Trading Desk Notes July 19, 2019Submitted by Polar Futures Group on July 19th, 2019
Summer Doldrums??? Gold surging to a new 6 year high up >$50 in 3 days, Silver up 8% on the week, major US share indices hitting new All Time Highs with buybacks on pace for another record year even as China/US trade talks stall, Crude oil down 10% on the week on signs that US/Iran will talk...even as the Rumble in the Gulf ramps up, and then there’s Williams’, “be aggressive early,” speech 2 weeks ahead of the FOMC meeting briefly driving odds of a July 50bp cut to 70%. Yikes!
Gold rallied nearly $200 (16%) in 2 months with Comex open interest up 215,000 contracts (~50%) to a fresh 3 year high...with COT data showing speculators buying aggressively since the late May lows. Silver played “catch-up” with a vengeance this week jumping as much as $1.50 from last week’s close...but both metals corrected hard late Friday making this look like some kind of a blow-off top.
WTI crude oil had a $6.50 range between this week’s high and low...trading lower each passing day...to end the week at the lowest levels in a month down ~10% from last week’s close.
The currency markets were a “chopfest” this week...or a “tempest in a teapot” as they churned up and down within what seems to be an increasingly narrow range...surely we’re due for a breakout...one way or the other!
The Canadian dollar hit a 9 month high last week after rallying 3 cents off the end-of-May lows...but couldn’t make a new high this week...chopping back and forth within a ½ cent range. Open interest has surged ~65,000 contracts (CAD$6.5 Billion notional value) since June 19th with speculators buying aggressively...swinging from being net short to net long for the first time in 15 months. CAD mostly sustained it’s 3 cent rally this week even though WTI prices dropped ~10%...meaning that shrinking interest rate differentials with the USD and a “generally” weaker USD since late May have been the key drivers of the CAD rally (along with that aggressive spec buying!)

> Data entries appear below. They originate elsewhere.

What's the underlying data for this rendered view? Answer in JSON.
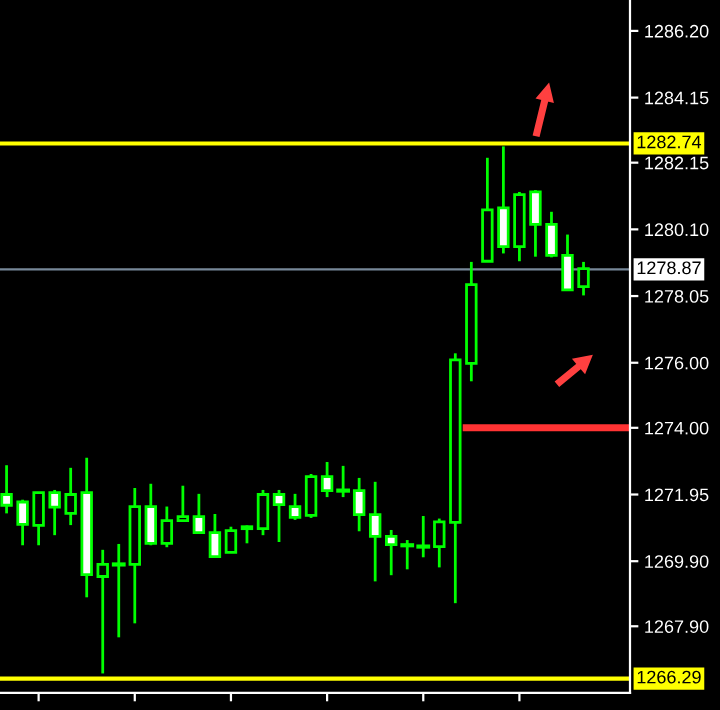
{
  "chart_data": {
    "type": "candlestick",
    "categories": [
      null,
      null,
      null,
      null,
      null,
      null,
      null,
      null,
      null,
      null,
      null,
      null,
      null,
      null,
      null,
      null,
      null,
      null,
      null,
      null,
      null,
      null,
      null,
      null,
      null,
      null,
      null,
      null,
      null,
      null,
      null,
      null,
      null,
      null,
      null,
      null,
      null
    ],
    "ohlc": [
      [
        1271.95,
        1272.85,
        1271.37,
        1271.62
      ],
      [
        1271.72,
        1271.79,
        1270.39,
        1271.03
      ],
      [
        1271.0,
        1272.01,
        1270.39,
        1272.01
      ],
      [
        1272.01,
        1272.09,
        1270.7,
        1271.56
      ],
      [
        1271.37,
        1272.77,
        1271.01,
        1271.95
      ],
      [
        1272.01,
        1273.08,
        1268.79,
        1269.49
      ],
      [
        1269.43,
        1270.25,
        1266.45,
        1269.8
      ],
      [
        1269.8,
        1270.43,
        1267.56,
        1269.8
      ],
      [
        1269.8,
        1272.15,
        1267.99,
        1271.58
      ],
      [
        1271.58,
        1272.28,
        1270.39,
        1270.45
      ],
      [
        1270.45,
        1271.58,
        1270.33,
        1271.15
      ],
      [
        1271.15,
        1272.22,
        1271.15,
        1271.27
      ],
      [
        1271.27,
        1271.97,
        1270.78,
        1270.78
      ],
      [
        1270.78,
        1271.35,
        1270.04,
        1270.04
      ],
      [
        1270.17,
        1270.96,
        1270.17,
        1270.84
      ],
      [
        1270.9,
        1271.0,
        1270.45,
        1270.96
      ],
      [
        1270.9,
        1272.09,
        1270.7,
        1271.95
      ],
      [
        1271.95,
        1272.09,
        1270.49,
        1271.64
      ],
      [
        1271.58,
        1271.97,
        1271.17,
        1271.25
      ],
      [
        1271.31,
        1272.58,
        1271.23,
        1272.5
      ],
      [
        1272.5,
        1272.95,
        1271.87,
        1272.07
      ],
      [
        1272.07,
        1272.83,
        1271.87,
        1272.07
      ],
      [
        1272.07,
        1272.46,
        1270.82,
        1271.33
      ],
      [
        1271.33,
        1272.34,
        1269.28,
        1270.66
      ],
      [
        1270.66,
        1270.86,
        1269.47,
        1270.41
      ],
      [
        1270.39,
        1270.55,
        1269.65,
        1270.39
      ],
      [
        1270.35,
        1271.29,
        1270.02,
        1270.35
      ],
      [
        1270.35,
        1271.21,
        1269.71,
        1271.11
      ],
      [
        1271.09,
        1276.29,
        1268.61,
        1276.09
      ],
      [
        1275.98,
        1279.1,
        1275.43,
        1278.4
      ],
      [
        1279.12,
        1282.3,
        1279.12,
        1280.7
      ],
      [
        1280.76,
        1282.65,
        1279.36,
        1279.57
      ],
      [
        1279.57,
        1281.25,
        1279.12,
        1281.17
      ],
      [
        1281.25,
        1281.31,
        1279.26,
        1280.25
      ],
      [
        1280.25,
        1280.64,
        1279.24,
        1279.3
      ],
      [
        1279.3,
        1279.94,
        1278.24,
        1278.24
      ],
      [
        1278.34,
        1279.1,
        1278.07,
        1278.89
      ]
    ],
    "colors": [
      "#00ff00",
      "#00ff00",
      "#00ff00",
      "#00ff00",
      "#00ff00",
      "#00ff00",
      "#00ff00",
      "#00ff00",
      "#00ff00",
      "#00ff00",
      "#00ff00",
      "#00ff00",
      "#00ff00",
      "#00ff00",
      "#00ff00",
      "#00ff00",
      "#00ff00",
      "#00ff00",
      "#00ff00",
      "#00ff00",
      "#00ff00",
      "#00ff00",
      "#00ff00",
      "#00ff00",
      "#00ff00",
      "#00ff00",
      "#00ff00",
      "#00ff00",
      "#00ff00",
      "#00ff00",
      "#00ff00",
      "#00ff00",
      "#00ff00",
      "#00ff00",
      "#00ff00",
      "#00ff00",
      "#00ff00"
    ],
    "ylim": [
      1265.85,
      1287.15
    ],
    "yticks": [
      {
        "value": 1267.9,
        "label": "1267.90"
      },
      {
        "value": 1269.9,
        "label": "1269.90"
      },
      {
        "value": 1271.95,
        "label": "1271.95"
      },
      {
        "value": 1274.0,
        "label": "1274.00"
      },
      {
        "value": 1276.0,
        "label": "1276.00"
      },
      {
        "value": 1278.05,
        "label": "1278.05"
      },
      {
        "value": 1280.1,
        "label": "1280.10"
      },
      {
        "value": 1282.15,
        "label": "1282.15"
      },
      {
        "value": 1284.15,
        "label": "1284.15"
      },
      {
        "value": 1286.2,
        "label": "1286.20"
      }
    ],
    "tick_labels": "y",
    "grid": false,
    "ref_lines": [
      {
        "axis": "y",
        "value": 1282.74,
        "label": "1282.74",
        "color": "#ffff00"
      },
      {
        "axis": "y",
        "value": 1278.87,
        "label": "1278.87",
        "color": "#778899"
      },
      {
        "axis": "y",
        "value": 1266.29,
        "label": "1266.29",
        "color": "#ffff00"
      },
      {
        "axis": "y",
        "value": 1274.0,
        "color": "#ff3333"
      }
    ]
  }
}
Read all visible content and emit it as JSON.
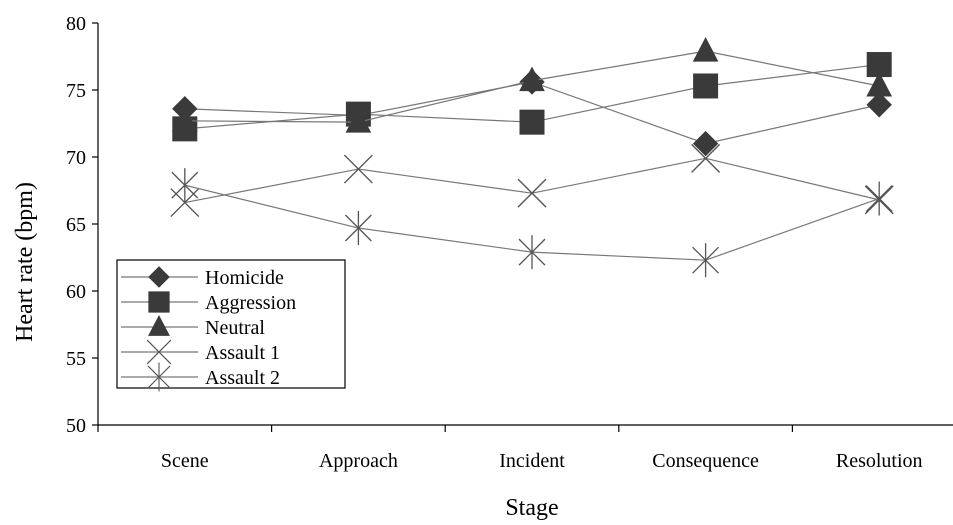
{
  "chart_data": {
    "type": "line",
    "title": "",
    "xlabel": "Stage",
    "ylabel": "Heart rate (bpm)",
    "categories": [
      "Scene",
      "Approach",
      "Incident",
      "Consequence",
      "Resolution"
    ],
    "ylim": [
      50,
      80
    ],
    "yticks": [
      50,
      55,
      60,
      65,
      70,
      75,
      80
    ],
    "grid": false,
    "legend_position": "bottom-left",
    "series": [
      {
        "name": "Homicide",
        "marker": "diamond",
        "values": [
          73.6,
          73.1,
          75.6,
          71.0,
          73.9
        ]
      },
      {
        "name": "Aggression",
        "marker": "square",
        "values": [
          72.1,
          73.2,
          72.6,
          75.3,
          76.9
        ]
      },
      {
        "name": "Neutral",
        "marker": "triangle",
        "values": [
          72.7,
          72.6,
          75.7,
          77.9,
          75.3
        ]
      },
      {
        "name": "Assault 1",
        "marker": "x",
        "values": [
          66.6,
          69.1,
          67.3,
          69.9,
          66.8
        ]
      },
      {
        "name": "Assault 2",
        "marker": "asterisk",
        "values": [
          67.9,
          64.7,
          62.9,
          62.3,
          66.9
        ]
      }
    ]
  }
}
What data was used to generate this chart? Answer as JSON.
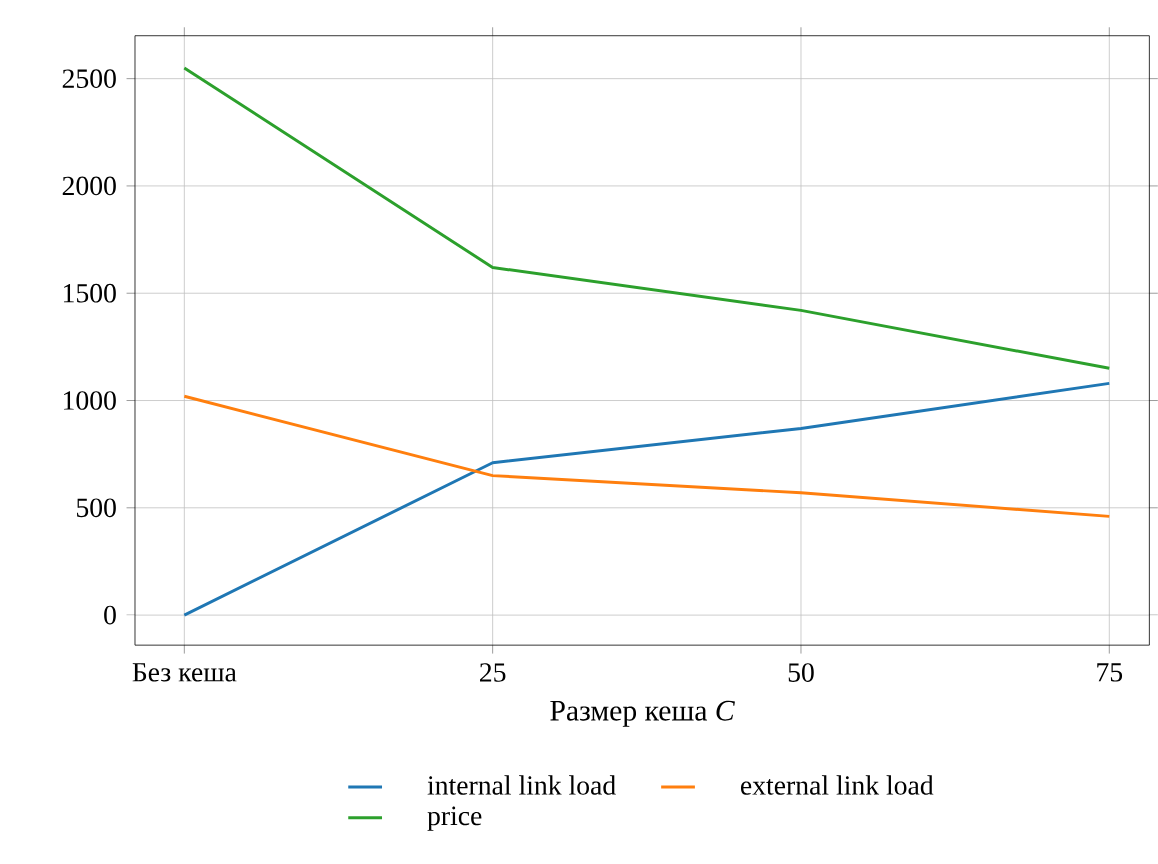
{
  "chart_data": {
    "type": "line",
    "xlabel": "Размер кеша *C*",
    "categories": [
      "Без кеша",
      "25",
      "50",
      "75"
    ],
    "series": [
      {
        "name": "internal link load",
        "color": "#1f77b4",
        "values": [
          0,
          710,
          870,
          1080
        ]
      },
      {
        "name": "external link load",
        "color": "#ff7f0e",
        "values": [
          1020,
          650,
          570,
          460
        ]
      },
      {
        "name": "price",
        "color": "#2ca02c",
        "values": [
          2550,
          1620,
          1420,
          1150
        ]
      }
    ],
    "ylim": [
      -140,
      2700
    ],
    "yticks": [
      0,
      500,
      1000,
      1500,
      2000,
      2500
    ],
    "grid": true,
    "legend": "bottom",
    "marker": "none",
    "line_style": "solid"
  }
}
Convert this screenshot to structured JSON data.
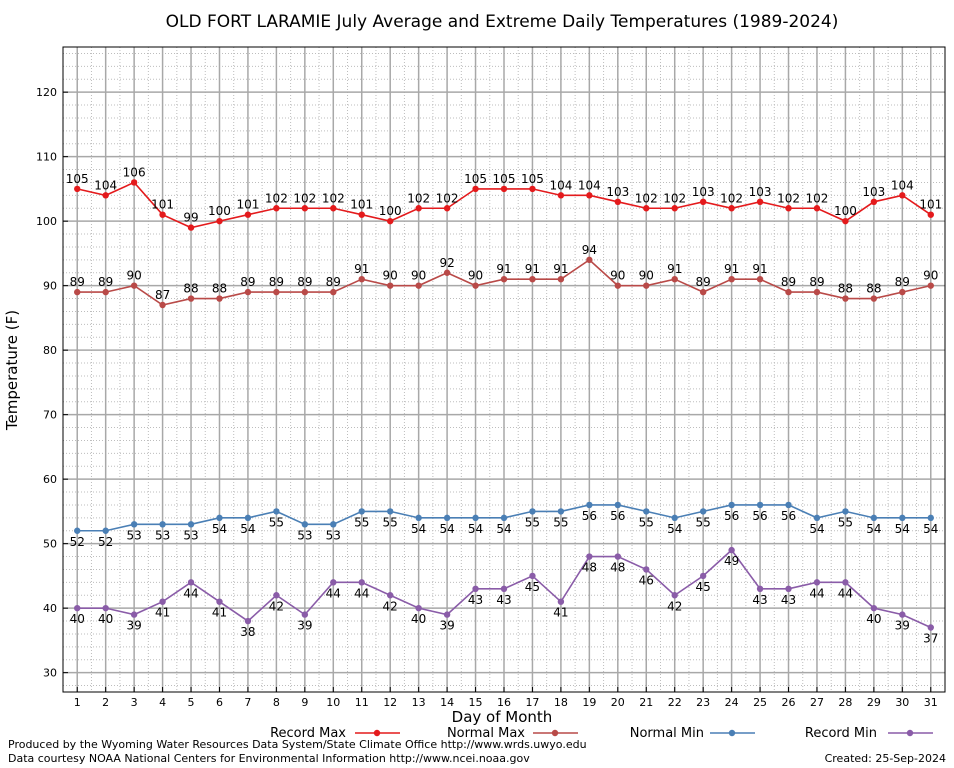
{
  "chart_data": {
    "type": "line",
    "title": "OLD FORT LARAMIE July Average and Extreme Daily Temperatures (1989-2024)",
    "xlabel": "Day of Month",
    "ylabel": "Temperature (F)",
    "x": [
      1,
      2,
      3,
      4,
      5,
      6,
      7,
      8,
      9,
      10,
      11,
      12,
      13,
      14,
      15,
      16,
      17,
      18,
      19,
      20,
      21,
      22,
      23,
      24,
      25,
      26,
      27,
      28,
      29,
      30,
      31
    ],
    "xlim": [
      0.5,
      31.5
    ],
    "ylim": [
      27,
      127
    ],
    "yticks": [
      30,
      40,
      50,
      60,
      70,
      80,
      90,
      100,
      110,
      120
    ],
    "grid": true,
    "legend_position": "bottom",
    "series": [
      {
        "name": "Record Max",
        "color": "#e41a1c",
        "values": [
          105,
          104,
          106,
          101,
          99,
          100,
          101,
          102,
          102,
          102,
          101,
          100,
          102,
          102,
          105,
          105,
          105,
          104,
          104,
          103,
          102,
          102,
          103,
          102,
          103,
          102,
          102,
          100,
          103,
          104,
          101
        ]
      },
      {
        "name": "Normal Max",
        "color": "#b94a48",
        "values": [
          89,
          89,
          90,
          87,
          88,
          88,
          89,
          89,
          89,
          89,
          91,
          90,
          90,
          92,
          90,
          91,
          91,
          91,
          94,
          90,
          90,
          91,
          89,
          91,
          91,
          89,
          89,
          88,
          88,
          89,
          90
        ]
      },
      {
        "name": "Normal Min",
        "color": "#4a7fb5",
        "values": [
          52,
          52,
          53,
          53,
          53,
          54,
          54,
          55,
          53,
          53,
          55,
          55,
          54,
          54,
          54,
          54,
          55,
          55,
          56,
          56,
          55,
          54,
          55,
          56,
          56,
          56,
          54,
          55,
          54,
          54,
          54
        ]
      },
      {
        "name": "Record Min",
        "color": "#8a5ca8",
        "values": [
          40,
          40,
          39,
          41,
          44,
          41,
          38,
          42,
          39,
          44,
          44,
          42,
          40,
          39,
          43,
          43,
          45,
          41,
          48,
          48,
          46,
          42,
          45,
          49,
          43,
          43,
          44,
          44,
          40,
          39,
          37
        ]
      }
    ]
  },
  "footer": {
    "credit_1": "Produced by the Wyoming Water Resources Data System/State Climate Office http://www.wrds.uwyo.edu",
    "credit_2": "Data courtesy NOAA National Centers for Environmental Information http://www.ncei.noaa.gov",
    "created": "Created:  25-Sep-2024"
  }
}
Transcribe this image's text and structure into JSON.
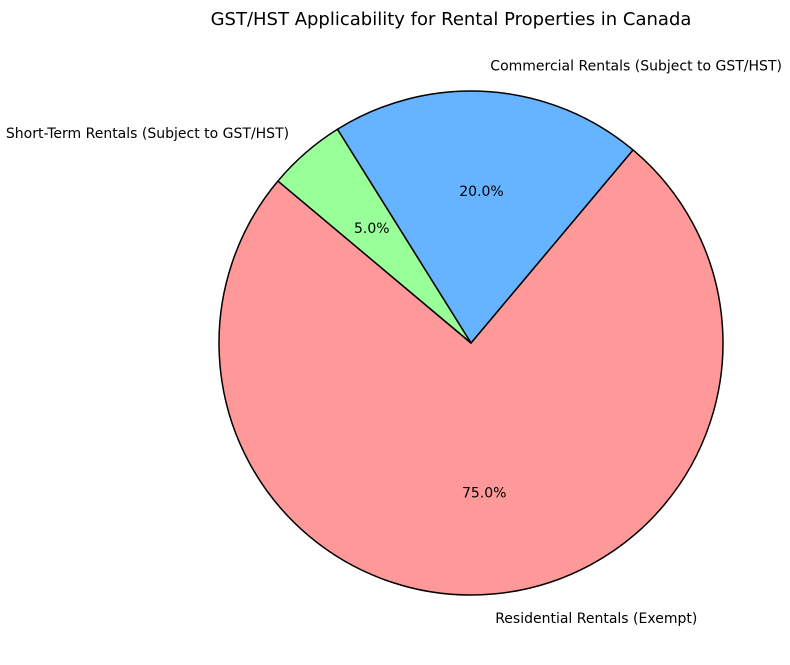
{
  "chart_data": {
    "type": "pie",
    "title": "GST/HST Applicability for Rental Properties in Canada",
    "slices": [
      {
        "label": "Residential Rentals (Exempt)",
        "value": 75,
        "pct_label": "75.0%",
        "color": "#ff9999"
      },
      {
        "label": "Commercial Rentals (Subject to GST/HST)",
        "value": 20,
        "pct_label": "20.0%",
        "color": "#66b3ff"
      },
      {
        "label": "Short-Term Rentals (Subject to GST/HST)",
        "value": 5,
        "pct_label": "5.0%",
        "color": "#99ff99"
      }
    ],
    "start_angle_deg": 140,
    "direction": "counterclockwise",
    "edge_color": "#000000",
    "text_color": "#000000",
    "background_color": "#ffffff",
    "legend": "none"
  }
}
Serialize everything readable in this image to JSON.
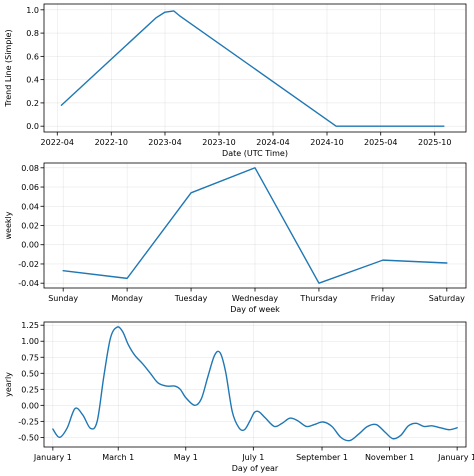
{
  "chart_data": [
    {
      "type": "line",
      "xlabel": "Date (UTC Time)",
      "ylabel": "Trend Line (Simple)",
      "x_type": "date",
      "xlim": [
        "2022-02-15",
        "2026-01-15"
      ],
      "ylim": [
        -0.05,
        1.05
      ],
      "x_ticks": [
        {
          "value": "2022-04-01",
          "label": "2022-04"
        },
        {
          "value": "2022-10-01",
          "label": "2022-10"
        },
        {
          "value": "2023-04-01",
          "label": "2023-04"
        },
        {
          "value": "2023-10-01",
          "label": "2023-10"
        },
        {
          "value": "2024-04-01",
          "label": "2024-04"
        },
        {
          "value": "2024-10-01",
          "label": "2024-10"
        },
        {
          "value": "2025-04-01",
          "label": "2025-04"
        },
        {
          "value": "2025-10-01",
          "label": "2025-10"
        }
      ],
      "y_ticks": [
        0.0,
        0.2,
        0.4,
        0.6,
        0.8,
        1.0
      ],
      "y_tick_format": 1,
      "grid": true,
      "series": [
        {
          "color": "#1f77b4",
          "x": [
            "2022-04-15",
            "2023-03-01",
            "2023-04-01",
            "2023-05-01",
            "2023-05-20",
            "2024-11-01",
            "2025-11-01"
          ],
          "y": [
            0.18,
            0.93,
            0.98,
            0.99,
            0.95,
            0.0,
            0.0
          ]
        }
      ]
    },
    {
      "type": "line",
      "xlabel": "Day of week",
      "ylabel": "weekly",
      "categories": [
        "Sunday",
        "Monday",
        "Tuesday",
        "Wednesday",
        "Thursday",
        "Friday",
        "Saturday"
      ],
      "ylim": [
        -0.045,
        0.085
      ],
      "y_ticks": [
        -0.04,
        -0.02,
        0.0,
        0.02,
        0.04,
        0.06,
        0.08
      ],
      "y_tick_format": 2,
      "grid": true,
      "series": [
        {
          "color": "#1f77b4",
          "values": [
            -0.027,
            -0.035,
            0.054,
            0.08,
            -0.04,
            -0.016,
            -0.019
          ]
        }
      ]
    },
    {
      "type": "line",
      "xlabel": "Day of year",
      "ylabel": "yearly",
      "x_type": "day-of-year",
      "xlim": [
        -8,
        373
      ],
      "ylim": [
        -0.65,
        1.3
      ],
      "x_ticks": [
        {
          "value": 0,
          "label": "January 1"
        },
        {
          "value": 59,
          "label": "March 1"
        },
        {
          "value": 120,
          "label": "May 1"
        },
        {
          "value": 181,
          "label": "July 1"
        },
        {
          "value": 243,
          "label": "September 1"
        },
        {
          "value": 304,
          "label": "November 1"
        },
        {
          "value": 365,
          "label": "January 1"
        }
      ],
      "y_ticks": [
        -0.5,
        -0.25,
        0.0,
        0.25,
        0.5,
        0.75,
        1.0,
        1.25
      ],
      "y_tick_format": 2,
      "grid": true,
      "series": [
        {
          "color": "#1f77b4",
          "x": [
            0,
            6,
            13,
            20,
            27,
            34,
            40,
            46,
            52,
            58,
            63,
            68,
            74,
            81,
            88,
            95,
            103,
            110,
            115,
            120,
            128,
            134,
            140,
            146,
            151,
            156,
            162,
            168,
            173,
            178,
            182,
            186,
            192,
            200,
            207,
            214,
            221,
            229,
            236,
            244,
            252,
            260,
            268,
            276,
            284,
            292,
            300,
            307,
            314,
            321,
            328,
            335,
            342,
            350,
            358,
            365
          ],
          "y": [
            -0.37,
            -0.5,
            -0.35,
            -0.05,
            -0.15,
            -0.36,
            -0.25,
            0.45,
            1.05,
            1.22,
            1.15,
            0.95,
            0.78,
            0.65,
            0.5,
            0.35,
            0.3,
            0.3,
            0.25,
            0.12,
            0.0,
            0.1,
            0.45,
            0.78,
            0.82,
            0.52,
            -0.1,
            -0.35,
            -0.38,
            -0.24,
            -0.11,
            -0.1,
            -0.2,
            -0.33,
            -0.28,
            -0.2,
            -0.24,
            -0.33,
            -0.3,
            -0.26,
            -0.33,
            -0.5,
            -0.55,
            -0.45,
            -0.33,
            -0.3,
            -0.42,
            -0.52,
            -0.47,
            -0.32,
            -0.28,
            -0.33,
            -0.32,
            -0.35,
            -0.38,
            -0.35
          ]
        }
      ]
    }
  ]
}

My trading “theme” for the past several weeks (see previous blogs) has been that the aggressive repricing of future interest rate expectations has been the “irresistible force” that has impacted all markets...and that this HUGE move has gone too far too fast and therefore we would see “mean reversion” trading opportunities across markets. Part of the “evidence” for this theme has been the MASSIVE flow of capital into all kinds of bond funds, new record highs in the amount of negative yielding bonds, negative yield curves, etc.
The end of the bond rally? Most runaway bull markets don’t just make a “Vee” shaped top and drop like a stone...there is almost always a failed bounce back following the initial break from the highs. That may be where we are on the bond chart if you see 157 as the top followed by an initial drop to 153. If the bounce back to 155 now rolls over and takes out 153 then we could see mean reversion trades showing up everywhere...not just in bonds.
My short term trading: I made money shorting WTI this week...gave a chunk of that back when I was stopped out of bullish USD trades (thanks to the “be aggressive early” speech from NY Fed president John Williams that drove the USD down) and had unrealized gains at the end of the week on short CAD and short S+P positions. I also remain short a nearby OTM WTI put that I had used to hedge my short WTI futures trades this week. If WTI is steady/better next week the premium should quickly evaporate out of that option...if WTI shows more weakness I’ll cover the position.
Trades I’m looking to make: If anything, it feels like the stage is set for volatility to jump. I’ll be looking at positioning risk for trading opportunities...meaning that I think a lot of recent positioning might have to be reversed...in the Bob Farrell sense of, “The public buys the most at the top!